Open abarciauskas-bgse opened 4 years ago

abarciauskas-bgse commented 4 years ago

A lot of great work has gone into estimating and forecasting supply and demand of hospital resources from COVID 19.

The existing visualizations represent ventilator and hospital bed supplies per state, healthcare referral region (HRR), county and facility.

Additional data discovery and analysis are producing the following metrics which could also be added to these existing maps or produced in new maps or reporting:

I think each of these (and other metrics) could be a separate ticket, this ticket is just to start to brainstorming and understand the data being generated.

Next steps will be to:

abarciauskas-bgse commented 4 years ago

@lossyrob @daveluo @Geoyi let me know if you have any thoughts on this topic.

Geoyi commented 4 years ago

Totally, Aimee. These are already multiple tickets out, PPE needs/demands, and supply. Generate visualization and reporting of the new metrics you listed above it's going to be super helpful. From PPE side, we don't have data from supply-side yet, I could not track down any such data.

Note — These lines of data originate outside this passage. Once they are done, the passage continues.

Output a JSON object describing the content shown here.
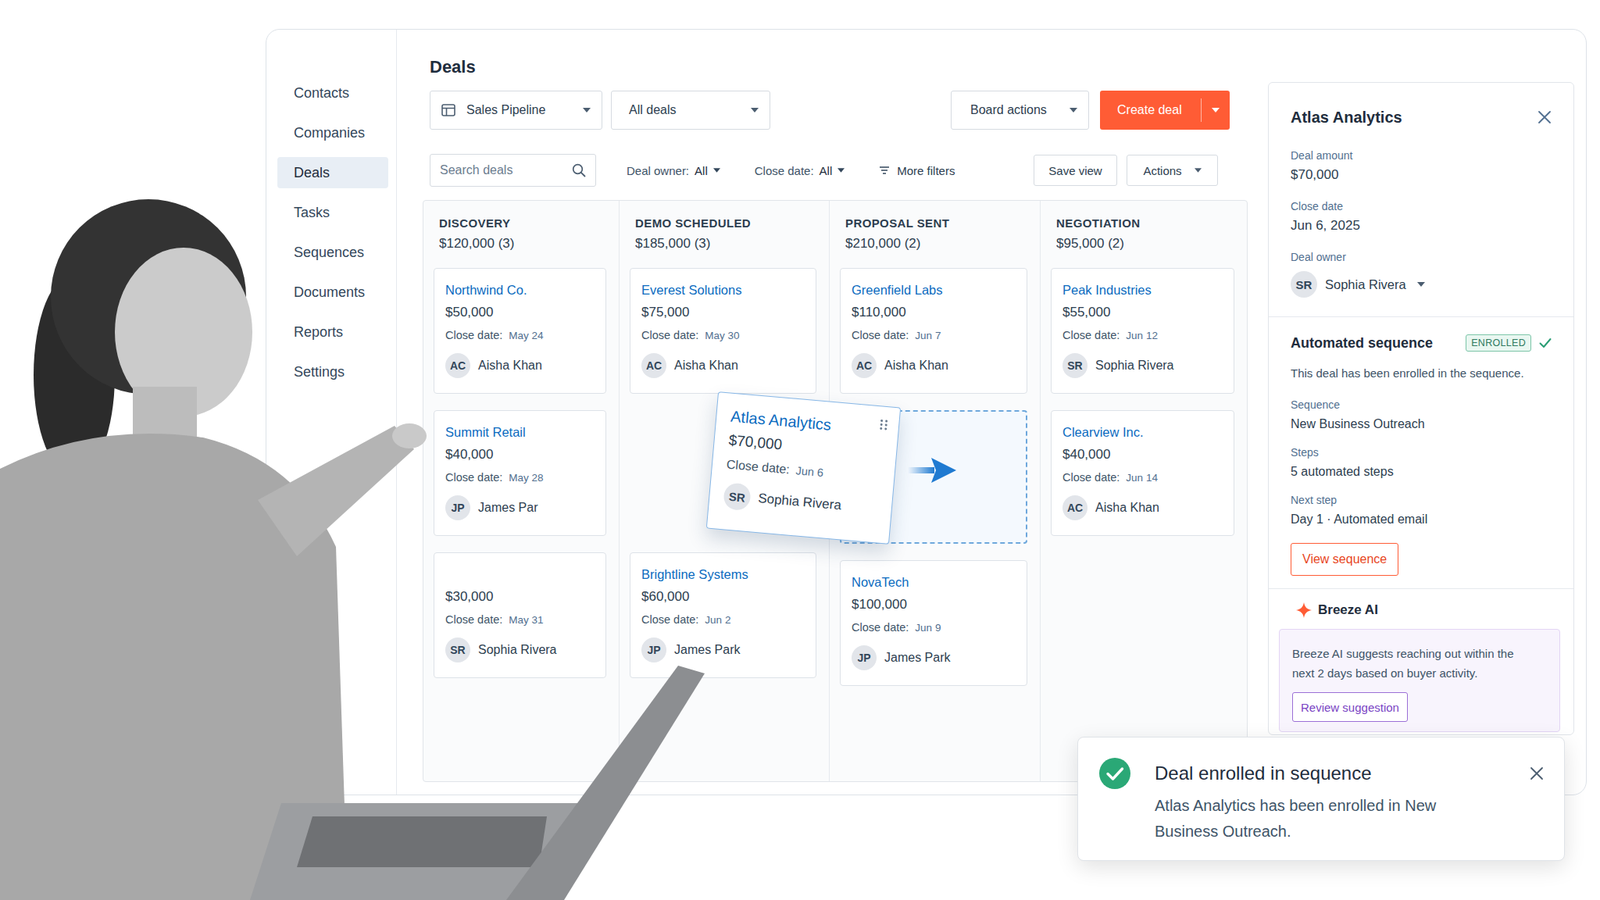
{
  "sidebar": {
    "items": [
      {
        "label": "Contacts",
        "selected": false
      },
      {
        "label": "Companies",
        "selected": false
      },
      {
        "label": "Deals",
        "selected": true
      },
      {
        "label": "Tasks",
        "selected": false
      },
      {
        "label": "Sequences",
        "selected": false
      },
      {
        "label": "Documents",
        "selected": false
      },
      {
        "label": "Reports",
        "selected": false
      },
      {
        "label": "Settings",
        "selected": false
      }
    ]
  },
  "page_title": "Deals",
  "toolbar": {
    "pipeline": "Sales Pipeline",
    "view": "All deals",
    "board_actions": "Board actions",
    "create_deal": "Create deal"
  },
  "filters": {
    "search_placeholder": "Search deals",
    "items": [
      {
        "label": "Deal owner:",
        "value": "All"
      },
      {
        "label": "Close date:",
        "value": "All"
      }
    ],
    "more_filters": "More filters",
    "save_view": "Save view",
    "actions": "Actions"
  },
  "board": {
    "close_label": "Close date:",
    "columns": [
      {
        "title": "DISCOVERY",
        "summary": "$120,000 (3)",
        "cards": [
          {
            "kind": "deal",
            "name": "Northwind Co.",
            "amount": "$50,000",
            "close": "May 24",
            "initials": "AC",
            "owner": "Aisha Khan"
          },
          {
            "kind": "deal",
            "name": "Summit Retail",
            "amount": "$40,000",
            "close": "May 28",
            "initials": "JP",
            "owner": "James Par"
          },
          {
            "kind": "deal",
            "amount": "$30,000",
            "close": "May 31",
            "initials": "SR",
            "owner": "Sophia Rivera"
          }
        ]
      },
      {
        "title": "DEMO SCHEDULED",
        "summary": "$185,000 (3)",
        "cards": [
          {
            "kind": "deal",
            "name": "Everest Solutions",
            "amount": "$75,000",
            "close": "May 30",
            "initials": "AC",
            "owner": "Aisha Khan"
          },
          {
            "kind": "empty"
          },
          {
            "kind": "deal",
            "name": "Brightline Systems",
            "amount": "$60,000",
            "close": "Jun 2",
            "initials": "JP",
            "owner": "James Park"
          }
        ]
      },
      {
        "title": "PROPOSAL SENT",
        "summary": "$210,000 (2)",
        "cards": [
          {
            "kind": "deal",
            "name": "Greenfield Labs",
            "amount": "$110,000",
            "close": "Jun 7",
            "initials": "AC",
            "owner": "Aisha Khan"
          },
          {
            "kind": "drop-target"
          },
          {
            "kind": "deal",
            "name": "NovaTech",
            "amount": "$100,000",
            "close": "Jun 9",
            "initials": "JP",
            "owner": "James Park"
          }
        ]
      },
      {
        "title": "NEGOTIATION",
        "summary": "$95,000 (2)",
        "cards": [
          {
            "kind": "deal",
            "name": "Peak Industries",
            "amount": "$55,000",
            "close": "Jun 12",
            "initials": "SR",
            "owner": "Sophia Rivera"
          },
          {
            "kind": "deal",
            "name": "Clearview Inc.",
            "amount": "$40,000",
            "close": "Jun 14",
            "initials": "AC",
            "owner": "Aisha Khan"
          }
        ]
      }
    ]
  },
  "dragged_card": {
    "name": "Atlas Analytics",
    "amount": "$70,000",
    "close_label": "Close date:",
    "close": "Jun 6",
    "initials": "SR",
    "owner": "Sophia Rivera"
  },
  "detail_panel": {
    "title": "Atlas Analytics",
    "fields": [
      {
        "label": "Deal amount",
        "value": "$70,000"
      },
      {
        "label": "Close date",
        "value": "Jun 6, 2025"
      }
    ],
    "owner_label": "Deal owner",
    "owner_initials": "SR",
    "owner": "Sophia Rivera",
    "sequence": {
      "title": "Automated sequence",
      "badge": "ENROLLED",
      "enrolled": true,
      "description": "This deal has been enrolled in the sequence.",
      "fields": [
        {
          "label": "Sequence",
          "value": "New Business Outreach"
        },
        {
          "label": "Steps",
          "value": "5 automated steps"
        },
        {
          "label": "Next step",
          "value": "Day 1 · Automated email"
        }
      ],
      "button": "View sequence"
    },
    "ai": {
      "title": "Breeze AI",
      "suggestion": "Breeze AI suggests reaching out within the next 2 days based on buyer activity.",
      "button": "Review suggestion"
    }
  },
  "toast": {
    "title": "Deal enrolled in sequence",
    "message": "Atlas Analytics has been enrolled in New Business Outreach."
  }
}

Rob has given me some instruction on generating data visualization:

If you are building a map, another template to take a look at is viz/hghi-vents. That app is React and laid out in a way we probably want to move towards; the viz/us-healthcare-system-capacity site is vanilla javascript. I think some good frontend-dev would be to merge those codebases into a single React framework so that we have one frontend codebase to understand/work with/modify

But I'm afraid that it's going to take me some time to get it out with React and don't have much Javascript scripting skill. Though, if someone can help me with the data visualization part of work that'd be awesome. I've done a lot of data visualization and online interactive maps in the past with R, flexdashboardr, shiny and plotly, example 1- Mapping rubber and biodiversity and example 2 - UNICEF school. If Rob, Dave or Jeff are too stretched on current tasks, I was thinking I will start to visualize the PPE burn rate in my old way with R. I will keep you updated on how it goes.

abarciauskas-bgse commented 4 years ago

Thanks @Geoyi for the additional references! I wasn't think you take on building the visualizations to be clear. I was thinking either me or someone else try and pick this up. I think you have your hands full with PPE modeling. But of course you should work on this if you have the time and interest! I also have to learn both about the data and the visualizations technologies. Let's stay in touch with any progress!

abarciauskas-bgse commented 4 years ago

Some notes on how to estimate a "capacity gap" in supply and demand for hospital beds.

It seems clear that number of cases reported by usafacts and nytimes is a cumulative number https://github.com/nytimes/covid-19-data#united-states-data. I would assume not all accumulated cases require hospitalization as of the current date, either because these cases are recovered, are not severe cases, or worst case, have passed. It's impossible to know from data we have here and I think without hospital reporting, what proportion of all reported cases require hospitalization. It's my understanding this data is not being generated and shared yet (which makes sense, reporting may very well not be a priority and hospitals may also require a platform to share this data even if they have it).

So a very rough estimate of number of hospitalizations required I think would be cumulative reported cases on any given day minus any that should have been recovered by that date. The default CHIME recovery parameter is 14 days. So for example, if King County has reported cumulatively 1830 cases as of March 27, we can subtract the number of cases which should have recovered by that date which is the number of cases reported by March 13 (329 cases) - we have 1501 cases as of March 27.

We can compare our estimate for "active / not-yet-recovered" cases number with the number of beds available according to us_healthcare_capacity-county-CovidCareMap.csv:

The difference between number of "Staffed ICU" and "Staffed All" beds is dramatic. So it seems the real information we need reported is also how many reported cases result in the need for a staffed ICU bed.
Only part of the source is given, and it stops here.